本丸に登り切った時の開放感は米子城ならでは素晴らしいものです。
実際に平面はかなり広いのですが、ほぼ360度の方向に視界が開け、近くの町並みから遠くの景色までよく見えます。
また、山頂部のためか風の通りがよいので、天気のいい日の爽快感は展望と相まって抜群です。
(・・・小さい頃、正月になると凧を上げに来たことを思い出しました。
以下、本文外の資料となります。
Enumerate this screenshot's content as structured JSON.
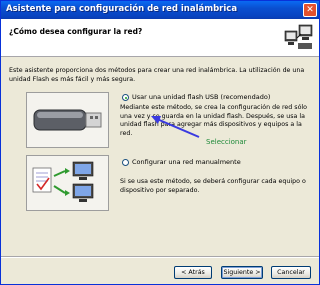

冬場なら風がいっそう強くて、凧はとにかくグングンと上がりました)
↑ 「大天守台の礎石と町並み、遠景に山と海」
大天守のあった所には礎石が残り、天守閣の大きさが偲ばれます。
またそこから連結された四重櫓だけでなく、他にもいくつかの曲輪跡が残りその多くに櫓があったことを考えると、今はとても広く感じる本丸跡ですが往時はいくつもの建物や塀が建ち並び現在とは全く違った光景がこの本丸では見られたことでしょう。
せめて二重天守閣が残っていれば、、、訪れた人の多くにそんな感想を抱かせるほどに、現在は石垣群を残して建物一つない米子城跡ではありますが、後世にもその威容を伝えてるのだと思います。